“In quale paese civile uno studente universitario deve rimanere in attesa di sostenere un esame ben 12 ore (dalle 8 alle 20) insieme ad altri sfortunati altri 130 colleghi?”: scrive il genitore di una studentessa universitaria, in una lettera pubblicata su Lasicilia.it.
“Penso che una cosa del genere possa accadere solo in Italia. – spiega il genitore – Abbiamo già avuto molteplici dimostrazioni di come siano ‘gestiti’ certi atenei nella nostra nazione, professori che si credono dei veri e propri feudatari che possono disporre dei loro vassalli (assistenti) o servi della gleba (studenti) come meglio credono, infischiandosene dei loro diritti, pensando solo al loro tornaconto e dimostrando sprezzo e arroganza dall’alto della loro posizione di privilegio! Non è concepibile che un docente universitario, possa arrogarsi il diritto di costringere i suoi studenti ad attese interminabili nella speranza di riuscire a sostenere un esame”.

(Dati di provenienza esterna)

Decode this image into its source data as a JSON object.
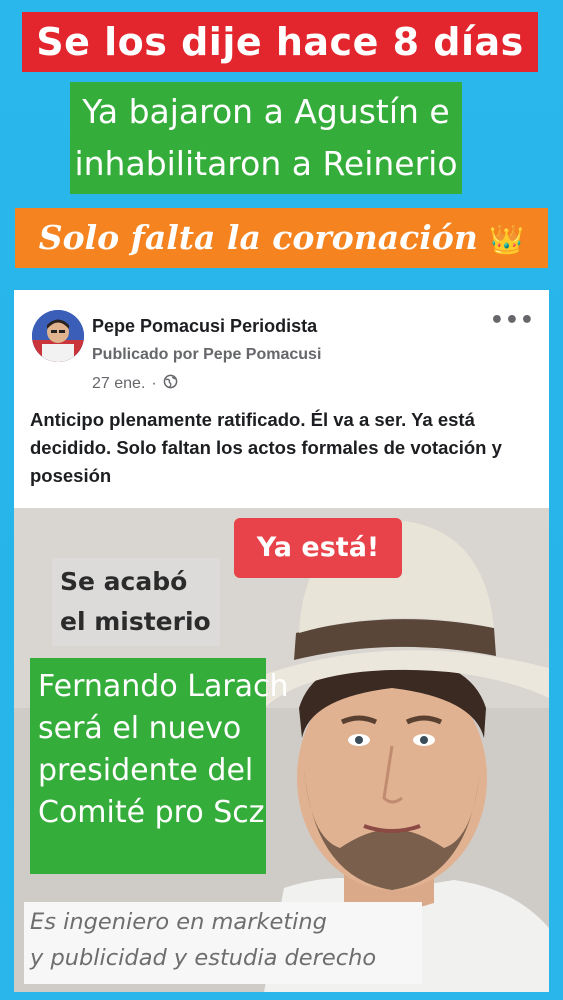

“Il ‘barone’ non può pensare di suddividere gli esaminandi in più giornate, – ha continuato nella lettera – sottoponendoli a turni meno stressanti e più umani? E invece no, in questo modo dimostra il suo potere di vita e di morte sui suoi sottoposti che umilmente attendono, accalcati nei corridoi dell’ateneo, contendendosi una panca per poter riposare le gambe qualche minuto, e quando proprio la stanchezza prende il sopravvento, stravaccati sul pavimento come mendicanti. Tutto ciò è inammissibile, la dignità di mia figlia non può essere calpestata da nessuno, tanto meno da un dipendente statale che io contribuisco a mantenere, pagando profumatamente le tasse che mi vengono imposte. Il professore chiamato in causa è già stato responsabile in passato di giornate campali di questo genere, e ancora una volta mia figlia si è trovata coinvolta, suo malgrado, in una estenuante attesa terminata oltre le 20 dopo una giornata intera trascorsa nei famigerati corridoi della facoltà. Ma a quanto pare mai nessuno lo ha richiamato all’ordine, per tanto lui come tanti altri, ha continuato a perseverare in comportamenti così dispotici, infischiandosene dell’etica professionale e della correttezza. Adesso il professore se ne andrà meritatamente in quiescenza, a godersi l’agognata pensione, ma dal suo passato lavorativo probabilmente rimarranno solo questi cattivi ricordi nelle mente brillanti dei suoi allievi, malgrado le sue brillanti lezioni”.
“Non è così che funziona,- ha concluso – o per lo meno non dovrebbe funzionare così, ma i fatti ci mostrano tutti i giorni realtà così distorte che sono ormai uso comune verso è opportuno ribellarsi. Infine, vorrei solo fare un invito a coloro che svolgono una mansione importante come questa: avere un atteggiamento più umile nei confronti dei collaboratori e soprattutto degli studenti, pensare di non essere al di sopra delle regole, le regole vanno rispettate da tutti, soprattutto da chi verrà preso come esempio da una moltitudine di giovani, che avrà così una visione alterata della realtà e che in futuro, trovandosi magari dall’altra parte della scrivania, riterrà giusto assumere quel tipo di comportamento nei confronti di chi sarà chiamato a giudicare”.